Arizona Legislators Trying to Declare Pregnancy Two Weeks Prior to Conception
But, as exhausting as it is, we need to pay attention to and resist post-20 week bans on abortion. That’s because it’s cruel on its surface, but also because legislators are using 20 week bans in order to smuggle in other items of more importance to them than simply making it harder for a slim minority of women seeking abortions to get them. The most obvious thing they’re trying to do is set anti-science precedent. Since these bans are based on the false, unscientific claim that fetuses at 20 weeks can feel pain, if they’re allowed to stand, it opens the door for more laws based on straight-up lies to be passed.
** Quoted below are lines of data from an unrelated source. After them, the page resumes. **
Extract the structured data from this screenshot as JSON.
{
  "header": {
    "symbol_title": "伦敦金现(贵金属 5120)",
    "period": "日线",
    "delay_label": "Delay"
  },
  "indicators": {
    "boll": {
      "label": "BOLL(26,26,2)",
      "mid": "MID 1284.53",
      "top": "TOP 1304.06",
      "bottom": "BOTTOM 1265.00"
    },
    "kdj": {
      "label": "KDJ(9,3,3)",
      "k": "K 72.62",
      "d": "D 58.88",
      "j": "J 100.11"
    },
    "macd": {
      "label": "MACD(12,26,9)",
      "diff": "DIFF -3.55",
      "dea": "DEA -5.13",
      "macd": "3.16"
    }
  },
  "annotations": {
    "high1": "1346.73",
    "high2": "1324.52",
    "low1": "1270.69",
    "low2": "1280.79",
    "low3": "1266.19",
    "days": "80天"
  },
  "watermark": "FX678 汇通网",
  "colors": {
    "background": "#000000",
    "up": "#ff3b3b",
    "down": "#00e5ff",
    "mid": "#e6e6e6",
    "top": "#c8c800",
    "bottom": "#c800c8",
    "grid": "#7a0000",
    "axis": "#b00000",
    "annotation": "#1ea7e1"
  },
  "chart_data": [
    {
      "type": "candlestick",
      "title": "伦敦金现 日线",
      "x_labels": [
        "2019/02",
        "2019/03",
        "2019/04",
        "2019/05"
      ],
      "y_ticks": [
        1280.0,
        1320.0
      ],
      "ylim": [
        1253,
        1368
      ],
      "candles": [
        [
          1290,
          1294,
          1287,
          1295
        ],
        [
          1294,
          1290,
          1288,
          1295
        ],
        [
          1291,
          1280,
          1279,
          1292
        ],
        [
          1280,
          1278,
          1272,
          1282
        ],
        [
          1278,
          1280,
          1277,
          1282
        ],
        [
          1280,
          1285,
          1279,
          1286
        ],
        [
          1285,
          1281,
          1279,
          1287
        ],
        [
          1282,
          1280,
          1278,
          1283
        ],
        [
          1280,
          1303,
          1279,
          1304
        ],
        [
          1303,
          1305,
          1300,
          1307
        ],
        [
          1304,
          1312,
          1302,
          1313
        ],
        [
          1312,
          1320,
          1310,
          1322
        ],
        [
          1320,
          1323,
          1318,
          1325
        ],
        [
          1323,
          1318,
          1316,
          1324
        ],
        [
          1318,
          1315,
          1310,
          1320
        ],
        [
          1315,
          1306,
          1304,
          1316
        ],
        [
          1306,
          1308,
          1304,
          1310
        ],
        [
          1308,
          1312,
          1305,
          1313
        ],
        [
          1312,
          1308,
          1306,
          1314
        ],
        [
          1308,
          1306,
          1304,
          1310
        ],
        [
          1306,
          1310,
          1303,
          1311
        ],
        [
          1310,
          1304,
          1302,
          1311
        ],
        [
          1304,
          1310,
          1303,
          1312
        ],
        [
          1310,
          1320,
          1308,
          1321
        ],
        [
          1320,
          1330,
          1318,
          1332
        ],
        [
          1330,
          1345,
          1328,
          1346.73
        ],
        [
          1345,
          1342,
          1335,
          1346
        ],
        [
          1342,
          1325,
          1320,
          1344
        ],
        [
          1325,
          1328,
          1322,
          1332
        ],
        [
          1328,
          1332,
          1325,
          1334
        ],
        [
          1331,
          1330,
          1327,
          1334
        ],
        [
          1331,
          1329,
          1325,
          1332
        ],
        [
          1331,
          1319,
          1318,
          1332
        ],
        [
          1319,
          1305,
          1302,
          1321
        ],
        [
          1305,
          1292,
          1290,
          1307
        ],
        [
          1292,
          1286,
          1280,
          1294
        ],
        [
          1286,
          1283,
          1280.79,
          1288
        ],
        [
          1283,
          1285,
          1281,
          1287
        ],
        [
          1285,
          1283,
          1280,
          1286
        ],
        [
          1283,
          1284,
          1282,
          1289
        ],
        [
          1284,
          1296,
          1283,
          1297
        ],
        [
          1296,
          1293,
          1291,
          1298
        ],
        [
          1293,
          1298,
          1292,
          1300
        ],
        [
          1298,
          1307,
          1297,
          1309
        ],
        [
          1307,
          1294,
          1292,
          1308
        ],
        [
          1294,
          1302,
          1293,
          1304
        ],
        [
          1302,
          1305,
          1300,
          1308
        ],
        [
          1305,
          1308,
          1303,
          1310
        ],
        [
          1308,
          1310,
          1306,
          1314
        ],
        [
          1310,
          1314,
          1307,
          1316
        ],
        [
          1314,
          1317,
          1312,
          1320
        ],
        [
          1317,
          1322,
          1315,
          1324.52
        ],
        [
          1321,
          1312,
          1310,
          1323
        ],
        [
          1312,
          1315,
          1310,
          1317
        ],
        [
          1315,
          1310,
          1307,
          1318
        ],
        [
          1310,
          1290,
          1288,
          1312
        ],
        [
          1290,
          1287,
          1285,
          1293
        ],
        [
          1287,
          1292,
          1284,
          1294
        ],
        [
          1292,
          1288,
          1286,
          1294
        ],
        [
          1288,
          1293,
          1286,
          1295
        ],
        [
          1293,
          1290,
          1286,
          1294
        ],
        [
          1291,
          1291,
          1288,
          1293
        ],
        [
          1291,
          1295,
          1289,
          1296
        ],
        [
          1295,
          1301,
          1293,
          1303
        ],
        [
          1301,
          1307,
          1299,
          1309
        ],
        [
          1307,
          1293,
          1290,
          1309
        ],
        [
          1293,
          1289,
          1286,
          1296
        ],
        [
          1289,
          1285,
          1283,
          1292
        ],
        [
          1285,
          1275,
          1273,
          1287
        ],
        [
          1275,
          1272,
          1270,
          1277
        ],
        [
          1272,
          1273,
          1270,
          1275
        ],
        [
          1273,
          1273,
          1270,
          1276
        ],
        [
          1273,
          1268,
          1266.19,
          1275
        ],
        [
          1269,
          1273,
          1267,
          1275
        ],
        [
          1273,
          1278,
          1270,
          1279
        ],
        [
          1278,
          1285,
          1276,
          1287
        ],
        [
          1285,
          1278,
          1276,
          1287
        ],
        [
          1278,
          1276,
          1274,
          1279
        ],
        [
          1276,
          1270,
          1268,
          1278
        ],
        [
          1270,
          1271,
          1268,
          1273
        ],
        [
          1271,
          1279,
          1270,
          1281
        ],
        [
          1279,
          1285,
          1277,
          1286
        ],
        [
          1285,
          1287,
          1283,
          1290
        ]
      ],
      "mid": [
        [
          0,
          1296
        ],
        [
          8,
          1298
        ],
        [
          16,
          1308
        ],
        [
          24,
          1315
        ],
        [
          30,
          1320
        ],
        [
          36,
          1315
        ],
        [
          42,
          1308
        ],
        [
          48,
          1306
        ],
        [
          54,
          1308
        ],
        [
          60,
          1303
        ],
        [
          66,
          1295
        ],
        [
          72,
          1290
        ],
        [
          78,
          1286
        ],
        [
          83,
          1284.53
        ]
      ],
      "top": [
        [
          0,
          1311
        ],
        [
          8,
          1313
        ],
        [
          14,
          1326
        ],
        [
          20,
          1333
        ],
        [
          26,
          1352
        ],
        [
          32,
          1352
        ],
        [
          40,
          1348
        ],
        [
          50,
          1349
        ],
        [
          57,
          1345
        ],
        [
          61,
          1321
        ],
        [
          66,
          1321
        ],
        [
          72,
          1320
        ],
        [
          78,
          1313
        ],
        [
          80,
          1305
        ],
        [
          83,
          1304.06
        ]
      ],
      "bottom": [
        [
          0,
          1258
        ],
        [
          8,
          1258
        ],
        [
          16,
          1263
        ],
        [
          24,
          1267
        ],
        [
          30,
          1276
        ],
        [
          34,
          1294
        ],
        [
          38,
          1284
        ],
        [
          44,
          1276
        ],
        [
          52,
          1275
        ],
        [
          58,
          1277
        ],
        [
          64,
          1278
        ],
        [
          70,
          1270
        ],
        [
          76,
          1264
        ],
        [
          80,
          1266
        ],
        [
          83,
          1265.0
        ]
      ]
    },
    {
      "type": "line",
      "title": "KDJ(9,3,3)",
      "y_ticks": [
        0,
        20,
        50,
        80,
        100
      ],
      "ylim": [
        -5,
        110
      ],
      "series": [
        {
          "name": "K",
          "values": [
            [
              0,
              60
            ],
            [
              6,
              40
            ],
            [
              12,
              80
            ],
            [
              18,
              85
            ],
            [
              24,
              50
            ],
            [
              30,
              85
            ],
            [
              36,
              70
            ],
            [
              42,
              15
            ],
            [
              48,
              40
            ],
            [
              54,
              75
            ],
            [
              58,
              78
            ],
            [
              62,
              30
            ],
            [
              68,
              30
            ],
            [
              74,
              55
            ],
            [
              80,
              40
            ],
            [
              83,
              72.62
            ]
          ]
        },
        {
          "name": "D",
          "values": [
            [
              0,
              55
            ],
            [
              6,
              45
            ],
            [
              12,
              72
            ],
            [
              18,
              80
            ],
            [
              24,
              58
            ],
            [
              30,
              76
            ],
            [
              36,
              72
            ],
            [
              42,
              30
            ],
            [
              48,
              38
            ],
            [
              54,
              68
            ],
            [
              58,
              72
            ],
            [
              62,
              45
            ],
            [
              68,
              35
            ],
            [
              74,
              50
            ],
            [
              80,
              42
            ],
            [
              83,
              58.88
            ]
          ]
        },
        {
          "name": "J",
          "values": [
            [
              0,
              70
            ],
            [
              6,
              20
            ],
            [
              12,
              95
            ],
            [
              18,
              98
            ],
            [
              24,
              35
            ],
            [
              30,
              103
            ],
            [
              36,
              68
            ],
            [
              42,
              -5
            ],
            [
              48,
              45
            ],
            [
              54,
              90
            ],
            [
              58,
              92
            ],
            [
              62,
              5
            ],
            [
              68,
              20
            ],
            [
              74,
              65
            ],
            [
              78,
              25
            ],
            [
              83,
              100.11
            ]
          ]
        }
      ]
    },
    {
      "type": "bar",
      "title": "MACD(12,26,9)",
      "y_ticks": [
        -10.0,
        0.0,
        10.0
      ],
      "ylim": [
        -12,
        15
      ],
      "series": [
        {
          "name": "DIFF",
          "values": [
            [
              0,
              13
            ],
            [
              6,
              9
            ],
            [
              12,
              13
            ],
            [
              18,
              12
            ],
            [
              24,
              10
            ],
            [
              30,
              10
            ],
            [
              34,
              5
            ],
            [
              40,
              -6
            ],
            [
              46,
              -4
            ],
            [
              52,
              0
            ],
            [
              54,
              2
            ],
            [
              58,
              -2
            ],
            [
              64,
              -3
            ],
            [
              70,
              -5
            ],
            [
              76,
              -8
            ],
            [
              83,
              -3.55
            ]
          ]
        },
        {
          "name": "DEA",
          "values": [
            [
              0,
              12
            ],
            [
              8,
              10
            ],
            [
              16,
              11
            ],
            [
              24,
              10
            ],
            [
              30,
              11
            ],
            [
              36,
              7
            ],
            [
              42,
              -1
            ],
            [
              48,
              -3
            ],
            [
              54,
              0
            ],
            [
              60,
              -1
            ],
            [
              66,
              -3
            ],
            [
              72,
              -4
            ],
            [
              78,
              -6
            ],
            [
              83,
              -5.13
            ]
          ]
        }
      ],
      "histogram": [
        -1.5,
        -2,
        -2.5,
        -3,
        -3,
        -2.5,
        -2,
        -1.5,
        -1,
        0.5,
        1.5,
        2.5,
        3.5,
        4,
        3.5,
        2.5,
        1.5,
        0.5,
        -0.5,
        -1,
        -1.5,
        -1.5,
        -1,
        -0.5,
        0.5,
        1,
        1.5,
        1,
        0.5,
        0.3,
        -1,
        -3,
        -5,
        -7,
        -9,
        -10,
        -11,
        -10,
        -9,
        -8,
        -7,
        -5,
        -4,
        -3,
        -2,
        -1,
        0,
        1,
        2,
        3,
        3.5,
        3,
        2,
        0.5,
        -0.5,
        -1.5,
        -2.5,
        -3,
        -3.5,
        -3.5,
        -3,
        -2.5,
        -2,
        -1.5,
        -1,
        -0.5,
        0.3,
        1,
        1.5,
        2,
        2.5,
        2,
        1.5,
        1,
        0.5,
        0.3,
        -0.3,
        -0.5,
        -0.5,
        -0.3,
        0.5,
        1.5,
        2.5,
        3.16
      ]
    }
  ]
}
These laws are also being used to challenge the requirement set out in Roe v Wade that a woman’s health and life should trump that of the misogynist desire to keep her pregnant at all costs.
Legislators have had so much success smuggling in ulterior motives with 20-week bans that they’re now looking for ways to expand the amount of hard right anti-choice nonsense they can attach to those bills. The most recent—-and extreme—-example is Arizona. There, lawmakers are writing a 20-week abortion ban that starts counting off at the first day of a woman’s period. Yes, they’re arguing that you’re “pregnant” while you’re actually getting your period. In fact, as Kate Sheppard at Mother Jones explains, they’re really trying to steal as many weeks as possible away from women seeking abortion:
Most women ovulate about 14 or 15 days after their period starts, and women can usually get pregnant from sexual intercourse that occured anywhere between five days before ovulation and a day after it. Arizona’s law would start the clock at a woman’s last period—which means, in practice, that the law prohibits abortion later than 18 weeks after a woman actually becomes pregnant.